Today two million people live in the immediate vicinity of Mount Vesuvius. This mountain has erupted more than 50 times since the eruption in 79 A.D., when it buried Pompeii and its sister city, Herculaneum. After Pompeii was buried and lost to history, the volcano continued to erupt every 100 years until about 1037 A.D., when it entered a 600-year period of quiescence. In 1631, the volcano killed an additional 4000 unsuspecting inhabitants. It was during the restoration after this eruption that workers discovered the ruins of Pompeii, buried and forgotten for nearly 1600 years. It would take another 300 years for the excavations to reveal the story of Pompeii and Herculaneum. For excellent coverage of Pompeii, Vesuvius, and the continuing narrative of tragic human involvement with nature.
The picture to the left shows Mount Vesuvius as seen from the recently excavated ruins of Pompeii. Vesuvius is about 5 miles away. Try to imagine huge, billowing, gray-black clouds like those at Mount St.

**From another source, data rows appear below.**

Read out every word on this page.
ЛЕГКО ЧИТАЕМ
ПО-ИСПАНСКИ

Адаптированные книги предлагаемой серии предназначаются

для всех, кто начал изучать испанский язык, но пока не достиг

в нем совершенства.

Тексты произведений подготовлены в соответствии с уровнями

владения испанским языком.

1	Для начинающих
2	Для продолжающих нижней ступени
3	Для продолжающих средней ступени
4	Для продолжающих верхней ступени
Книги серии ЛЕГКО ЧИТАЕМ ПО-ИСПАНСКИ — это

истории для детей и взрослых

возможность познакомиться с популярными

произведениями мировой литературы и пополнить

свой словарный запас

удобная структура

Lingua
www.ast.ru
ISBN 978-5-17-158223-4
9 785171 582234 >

Helens rushing toward you at a hundred miles an hour. That is probably what the ancient Romans (whose body casts are shown below) saw just before they were entombed by hot ash.

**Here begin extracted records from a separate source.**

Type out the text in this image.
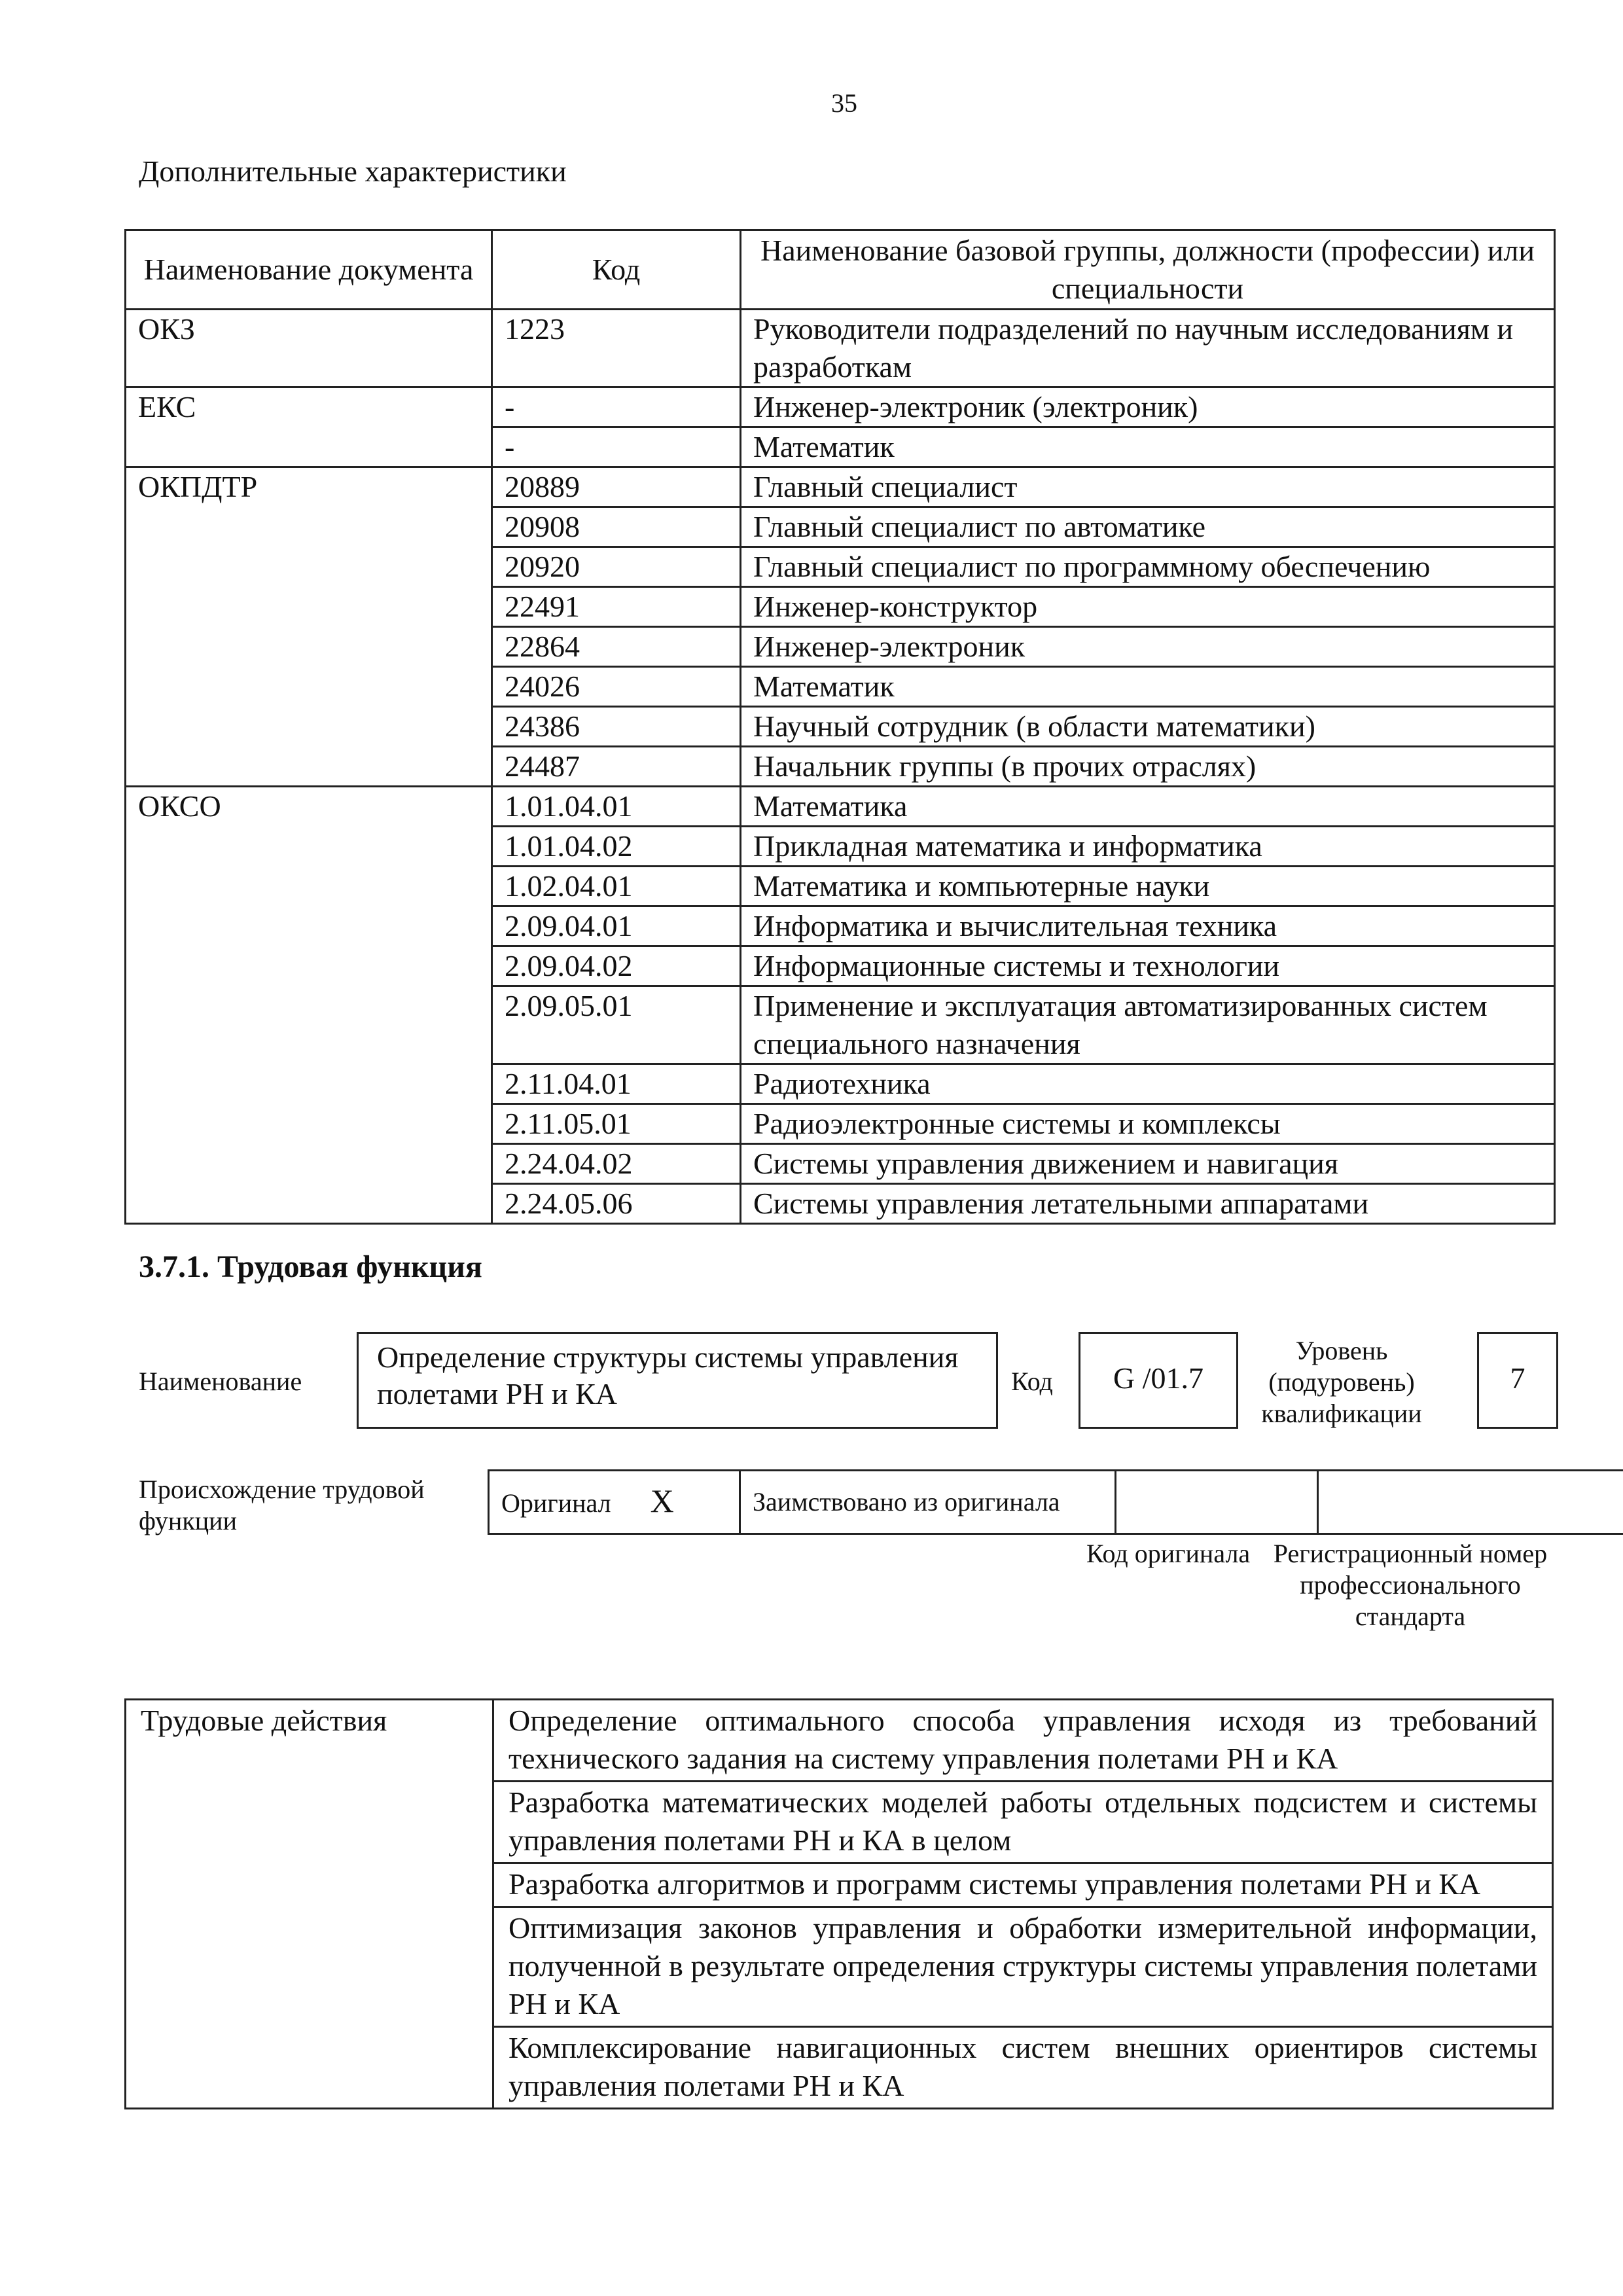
35
Дополнительные характеристики
Наименование документа	Код	Наименование базовой группы, должности (профессии) или специальности
ОКЗ	1223	Руководители подразделений по научным исследованиям и разработкам
ЕКС	-	Инженер-электроник (электроник)
	-	Математик
ОКПДТР	20889	Главный специалист
	20908	Главный специалист по автоматике
	20920	Главный специалист по программному обеспечению
	22491	Инженер-конструктор
	22864	Инженер-электроник
	24026	Математик
	24386	Научный сотрудник (в области математики)
	24487	Начальник группы (в прочих отраслях)
ОКСО	1.01.04.01	Математика
	1.01.04.02	Прикладная математика и информатика
	1.02.04.01	Математика и компьютерные науки
	2.09.04.01	Информатика и вычислительная техника
	2.09.04.02	Информационные системы и технологии
	2.09.05.01	Применение и эксплуатация автоматизированных систем специального назначения
	2.11.04.01	Радиотехника
	2.11.05.01	Радиоэлектронные системы и комплексы
	2.24.04.02	Системы управления движением и навигация
	2.24.05.06	Системы управления летательными аппаратами
3.7.1. Трудовая функция
Наименование
Определение структуры системы управления полетами РН и КА	Код	G /01.7
Уровень (подуровень) квалификации
7
Происхождение трудовой функции
Оригинал X	Заимствовано из оригинала		
Код оригинала Регистрационный номер профессионального стандарта
Трудовые действия	Определение оптимального способа управления исходя из требований технического задания на систему управления полетами РН и КА
	Разработка математических моделей работы отдельных подсистем и системы управления полетами РН и КА в целом
	Разработка алгоритмов и программ системы управления полетами РН и КА
	Оптимизация законов управления и обработки измерительной информации, полученной в результате определения структуры системы управления полетами РН и КА
	Комплексирование навигационных систем внешних ориентиров системы управления полетами РН и КА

The picture to the right is a satellite radar image of Mount Vesuvius and its surroundings. Vesuvius is the purplish cone near the center of the image with a prominent summit crater and radiating greenish lava flows. This is not a true color image. Vesuvius stands in the middle of a much larger and older eroded cone called Mount Somma, about half of which is still visible around the east side of Vesuvius. The rectangular docks of the port of Naples are visible against the dark water to the upper left of Vesuvius.